PROBLÈME DE DROIT : Malik peut-il être tenu pénalement responsable en tant que complice dans le cadre des actes commis par Éric ?
SOLUTION EN DROIT :
L'article 121-7 du Code pénal définit la complicité comme le fait d'aider ou d'assister un auteur principal dans la commission d'une infraction. Pour engager la responsabilité pénale du complice, plusieurs éléments doivent être établis.
La première condition requiert que le complice ait sciemment apporté son aide à l'auteur principal dans la réalisation de l'infraction. Cela implique une connaissance précise des intentions criminelles de l'auteur principal.
La deuxième condition concerne le lien entre l'acte du complice et celui de l'auteur principal. L'aide ou l'assistance doit avoir contribué directement à la commission du crime.
Les sanctions applicables au complice sont généralement moins sévères que celles prévues pour l'auteur principal mais peuvent néanmoins entraîner des peines significatives selon le degré d'implication.
SOLUTION EN L'ESPÈCE :
S'agissant de la première condition concernant le soutien sciemment apporté par Malik à Éric, il est clair qu'il a prêté une arme en connaissance des circonstances menaçantes et des intentions potentielles d'Éric. Cette condition est donc satisfaite.
Concernant la deuxième condition relative au lien entre les actes, le prêt de l'arme par Malik a directement permis à Éric de passer à l'acte en tirant sur X. Cette condition est également remplie.

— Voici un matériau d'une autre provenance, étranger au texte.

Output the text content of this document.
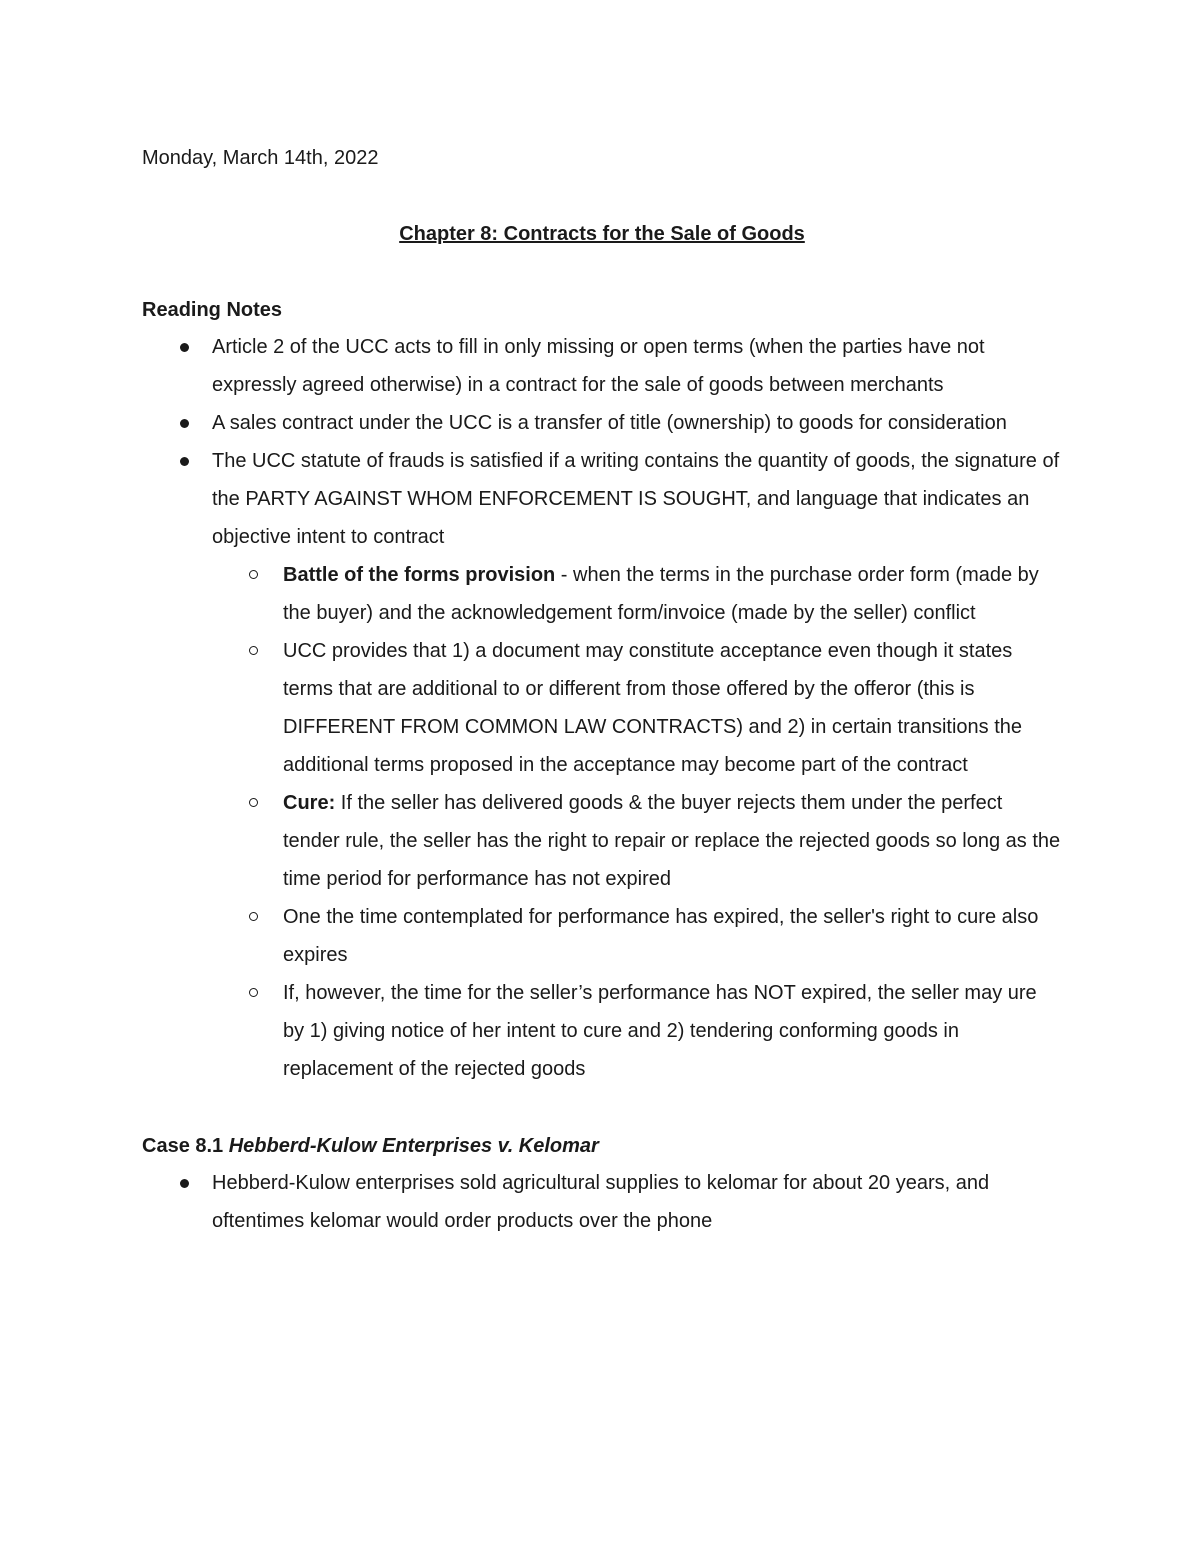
Monday, March 14th, 2022

Chapter 8: Contracts for the Sale of Goods
Reading Notes
Article 2 of the UCC acts to fill in only missing or open terms (when the parties have not expressly agreed otherwise) in a contract for the sale of goods between merchants
A sales contract under the UCC is a transfer of title (ownership) to goods for consideration
The UCC statute of frauds is satisfied if a writing contains the quantity of goods, the signature of the PARTY AGAINST WHOM ENFORCEMENT IS SOUGHT, and language that indicates an objective intent to contract
Battle of the forms provision - when the terms in the purchase order form (made by the buyer) and the acknowledgement form/invoice (made by the seller) conflict
UCC provides that 1) a document may constitute acceptance even though it states terms that are additional to or different from those offered by the offeror (this is DIFFERENT FROM COMMON LAW CONTRACTS) and 2) in certain transitions the additional terms proposed in the acceptance may become part of the contract
Cure: If the seller has delivered goods & the buyer rejects them under the perfect tender rule, the seller has the right to repair or replace the rejected goods so long as the time period for performance has not expired
One the time contemplated for performance has expired, the seller's right to cure also expires
If, however, the time for the seller’s performance has NOT expired, the seller may ure by 1) giving notice of her intent to cure and 2) tendering conforming goods in replacement of the rejected goods
Case 8.1 Hebberd-Kulow Enterprises v. Kelomar
Hebberd-Kulow enterprises sold agricultural supplies to kelomar for about 20 years, and oftentimes kelomar would order products over the phone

Ainsi, toutes les conditions étant réunies pour établir la complicité dans le cadre des actes commis par Éric, Malik pourrait être déclaré complice des faits reprochés à Éric.
CONCLUSION : Malik risque une condamnation pour complicité dans la tentative d'homicide volontaire commise par Éric.
III. La responsabilité pénale du commissaire et des officiers de police
FAITS : Le commissaire donne ordre aux officiers de détruire le véhicule accidenté impliqué dans un accident ayant causé la mort d'une personne.
PROBLÈME DE DROIT : Le commissaire et les officiers peuvent-ils être tenus pénalement responsables pour destruction illégale ?
SOLUTION EN DROIT :
L'article 434-9 du Code pénal prévoit que le fait pour un fonctionnaire public d'ordonner ou d'exécuter des actes contraires aux lois ou règlements peut engager sa responsabilité pénale. Pour établir cette responsabilité, plusieurs éléments doivent être vérifiés.
La première condition exige que l'ordre donné soit manifestement illégal. Cela implique que les actes ordonnés ne soient pas conformes aux dispositions légales en vigueur.
La deuxième condition impose que les agents aient exécuté cet ordre en connaissance de son illégalité. La prise en compte du contexte et des instructions données est essentielle pour apprécier cette connaissance.
Les sanctions applicables peuvent varier selon le degré d'implication et les conséquences des actes illégaux commis par les fonctionnaires concernés.
SOLUTION EN L'ESPÈCE :
S'agissant de la première condition relative à l'illégalité manifeste de l'ordre donné par le commissaire, détruire un véhicule accidenté sans justification légale constitue clairement une violation des lois en vigueur. Cette condition est donc satisfaite.
Concernant la deuxième condition sur la connaissance de l'illégalité par les officiers, ceux-ci ont obéi à un ordre supérieur sans remettre en question sa légalité apparente. Cependant, leur statut leur impose une obligation de respecter les lois et règlements ; ils auraient dû s'interroger sur cette instruction illégale. Cette condition pourrait donc être discutée mais semble également remplie dans ce contexte particulier où ils agissent sous autorité.
Ainsi, toutes les conditions étant réunies pour établir la responsabilité pénale du commissaire et des officiers pour destruction illégale, ils pourraient être déclarés coupables des faits reprochés.
CONCLUSION : Le commissaire ainsi que les deux officiers risquent une condamnation pour destruction illégale en raison de leur implication dans cet acte manifestement illégal.